Tchenguiz’s R20 group revealed it had put a restructuring proposal to listed residential development lender Urban Exposure, which he said would improve the company’s share price. Tchenguiz has built up a 12% stake in the company in the past six months, which is likely to have cost about £11M to amass, given Urban Exposure’s share price over that period.

Urban Exposure makes residential development loans, mainly in London, using its own balance sheet and also funds from investors, including KKR. The company had a loan book of £564M at the end of June, which it said it expected to grow to as much as £1B by the end of the year.

In a letter to the company, Tchenguiz pointed out that the company’s shares were trading at a 25% discount to the company’s net asset value. In order to narrow this discount, he proposed that the company be managed by an external firm, rather than having an internal management as it does today. He said this would save it up to £13M a year, and align with similar listed debt funds like those externally managed by Starwood and Cheyne Capital.
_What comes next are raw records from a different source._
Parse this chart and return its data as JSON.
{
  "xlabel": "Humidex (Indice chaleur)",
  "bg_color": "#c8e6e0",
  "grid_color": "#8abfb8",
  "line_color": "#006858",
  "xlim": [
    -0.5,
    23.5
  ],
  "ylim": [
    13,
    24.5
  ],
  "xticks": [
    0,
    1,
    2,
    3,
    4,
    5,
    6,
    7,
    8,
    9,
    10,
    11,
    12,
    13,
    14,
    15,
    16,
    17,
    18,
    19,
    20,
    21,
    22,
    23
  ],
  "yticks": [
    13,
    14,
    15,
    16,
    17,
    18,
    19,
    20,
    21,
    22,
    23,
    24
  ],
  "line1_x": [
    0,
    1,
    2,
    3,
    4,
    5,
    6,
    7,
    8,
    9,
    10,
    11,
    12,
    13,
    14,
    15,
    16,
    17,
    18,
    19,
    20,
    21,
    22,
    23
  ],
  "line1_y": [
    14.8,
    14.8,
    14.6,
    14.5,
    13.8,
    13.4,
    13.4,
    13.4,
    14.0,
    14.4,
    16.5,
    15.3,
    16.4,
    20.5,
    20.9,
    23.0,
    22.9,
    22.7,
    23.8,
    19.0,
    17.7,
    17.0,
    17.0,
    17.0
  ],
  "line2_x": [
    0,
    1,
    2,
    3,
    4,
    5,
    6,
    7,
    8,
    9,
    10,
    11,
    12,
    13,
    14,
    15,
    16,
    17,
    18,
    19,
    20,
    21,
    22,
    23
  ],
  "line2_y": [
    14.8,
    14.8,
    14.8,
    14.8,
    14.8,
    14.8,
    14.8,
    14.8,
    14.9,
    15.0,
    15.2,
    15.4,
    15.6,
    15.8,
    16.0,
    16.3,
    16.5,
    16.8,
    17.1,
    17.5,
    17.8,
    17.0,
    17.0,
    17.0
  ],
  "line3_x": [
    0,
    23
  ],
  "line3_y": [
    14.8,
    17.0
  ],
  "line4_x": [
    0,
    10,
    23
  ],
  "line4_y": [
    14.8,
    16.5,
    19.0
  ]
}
Those companies do not have such big discounts to NAV, he said. He said his company would have a minority stake in that management company.

Tchenguiz also proposed that the company pay a special dividend of 30p a share, which would mean a £45M payment, and also issue £35M of new shares. He said he would underwrite the share issue up to an amount which gave him just less than a 30% stake in the company.

“R20’s view is that [Urban Exposure’s] underperformance is driven in a large part by the current structure of the company including high management costs which sit on the company’s bottom line,” R20 said in a preface to its proposal.

“The board of Urban Exposure will evaluate the proposal from R20 and will issue a further statement if and when appropriate,” Urban Exposure said.

Tchenguiz has a long history of trying to influence the strategy of companies with big real estate holdings, which cost him huge losses during the financial crisis.

He built up big stakes in supermarket chain Sainsbury’s and pub company Mitchells & Butler in 2006 and 2007. He pushed the companies to become REITs, arguing that the value of their property holdings was greater than the value of the rest of their business, and so the conversion would unlock value.

But he built the stakes using money borrowed from Icelandic bank Kaupthing and using contracts for difference, a financial instrument that allows investors to borrow shares and pay the full price later.

When the financial crisis hit, the value of the shares fell below the amount he had borrowed to pay for them, and in 2008 the bank — itself facing bankruptcy — called in its loans, meaning Tchenguiz lost more than £800M in a single day.

The structure of the borrowings he and his brother Vincent took from Kaupthing was investigated by the Serious Fraud Office, leading to the high-profile arrest of the brothers as they were about to depart for the Mipim property conference.

But the investigation was dropped and the brothers sued the SFO, receiving £4.5M in damages.

Tchenguiz has made a much smaller bet in his activist strategies this time around. But he has clearly not lost his appetite to push companies to change.